To jedna w wielu, bardzo wielu historii, gdzie mieszanka początkowej ekscytacji i późniejszego znudzenia/zagubienia/zniecierpliwienia/niepewności, powodowała, że nie kończyłam rzeczy, za które zapłaciłam. Impulsywnie wydawałam pieniądze na coś, co wydawało mi się bezcenne, by potem nigdy z tego nie skorzystać. Choć myślę, że jest już znacznie lepiej, to zdarzają mi się wciąż historie taka, jak wczoraj: powiadomienie o potrąceniu z karty za dostęp do portalu, z którego skorzystałam raz. Zapomniałam anulować subskrypcję na czas.

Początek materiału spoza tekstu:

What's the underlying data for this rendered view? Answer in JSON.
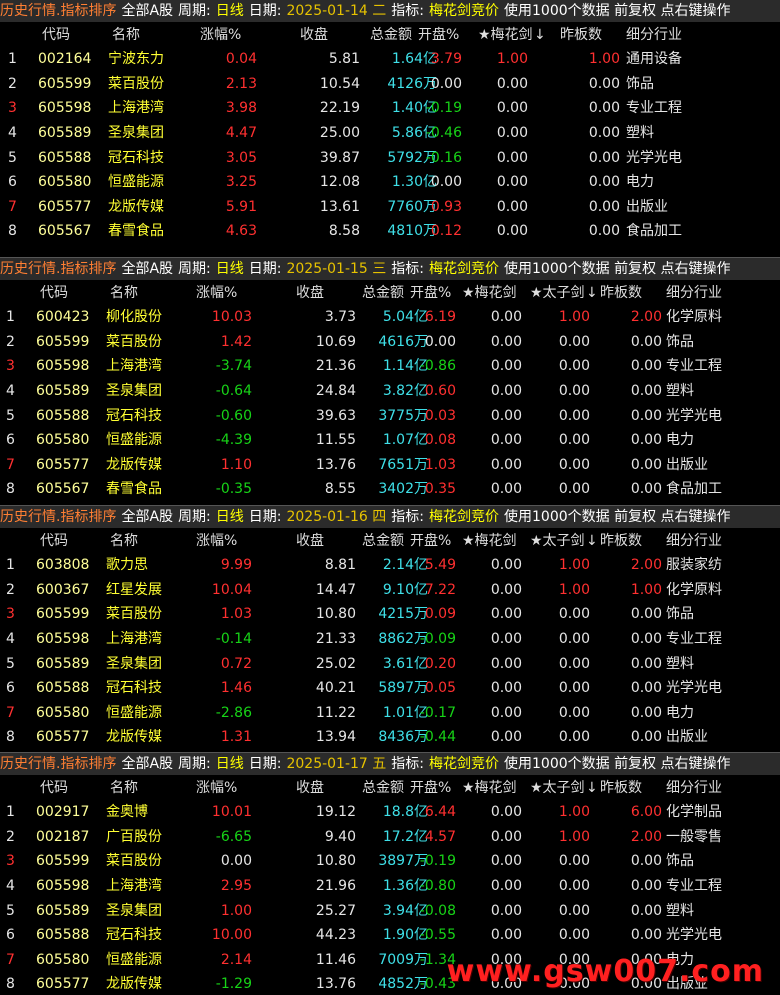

ADHD tax to pojęcie coraz częściej używane na określenie wydatków poniesionych w wyniku nieumiejętności oszacowania, czy dana rzecz jest rzeczywiście potrzebna. Do tego dochodzą wszystkie koszty niematerialne, np. koszty ponownego prania, bo zapomnieliśmy wyjąć rzeczy z pralki na czas, wydatki na dojazdy związane z wracaniem po zapomniane/zgubione rzeczy (pozdrawiam wszystkie walizki zostawione na dworcach, pierścionki z lotnisk, telefony w publicznych toaletach, ładowarki i książki beztrosko porzucone u znajomych). O odsetkach za spóźnione opłaty nie wspomnę (i kocham cierpliwość osób z Urzędu Skarbowego).
Co może być pomocne w redukcji niepotrzebnych kosztów wywołanych objawami ADHD? Poniżej 10 moich propozycji:
- Ustawienie cyklicznych opłat w aplikacji banku.
- Check-listy opłat do zrobienia wpisane w aplikację z możliwością przypomnienia (może to być nawet kalendarz Google).
- Umówienie się z samym/samą sobą, że przy podjęciu decyzji o wydatku powyżej 1k (limit oczywiście zależy od Ciebie), daję sobie 48h - niezależnie od tego, jak bardzo przekonana do zakupu jestem.
- 10 minut na zrobienie listy niezbędnych rzeczy przed podróżą - np. jak TA przygotowana przeze mnie.
- Karteczki z przypominajkami np. na lustrze, lodówce, na ścianie nad biurkiem - co jakiś czas zmieniaj ich kolory, żeby nie włączył się efekt przyzwyczajenia i ich ignorowanie.
- Planowanie budżetu - chociaż w przybliżeniu, np. nie mogę wydać w tym miesiącu więcej niż x na rzeczy związane z nauką/na podróże/jedzenie na mieście. Jeśli wydam mniej, część pozostałej kwoty wpłacam sobie na założony wcześniej cel w banku.
- Jeśli przed ważną podróżną niczego nie zapomnę, nagrodzę się np. fajną książką albo biletem do kina (ważne jednak, żeby nagroda nie generowała kolejnych wydatków)
- Mówię komuś bliskiemu o tym, że coś kupuję i proszę o radę - zazwyczaj dostaję pytania w stylu: do czego to coś ma służyć/czy nie mam czegoś podobnego/czy jest jakiś tańszy zamiennik. Chodzi o to, żeby te pytania nie były oceniające, ale sprawdzające moją rzeczywistość. Sama im sobie nie zadam zaślepiona euforią i podekscytowana wizją zdobycia czegoś, co zmieni moje życie. Odrobina racjonalizacji jeszcze nikogo nie zabiła.
- Wpisuję rzeczy, które koniecznienatychmiastwtejchwili muszę mieć, na listę wish-to-have/prezentów. I nie mam problemu z odpowiedzią, kiedy ktoś pyta, co chciałabym dostać np. na urodziny/gwiazdkę/rocznicę. Albo chcę pieniądze i sama kupuję sobie to, co mam na liście.
- Nie biczuję się, że czasem czegoś zapomnę, czasem za coś zapłacę podwójnie, czasem kupię coś impulsywnie. Tak czasem mam i nic ze mną nie tak.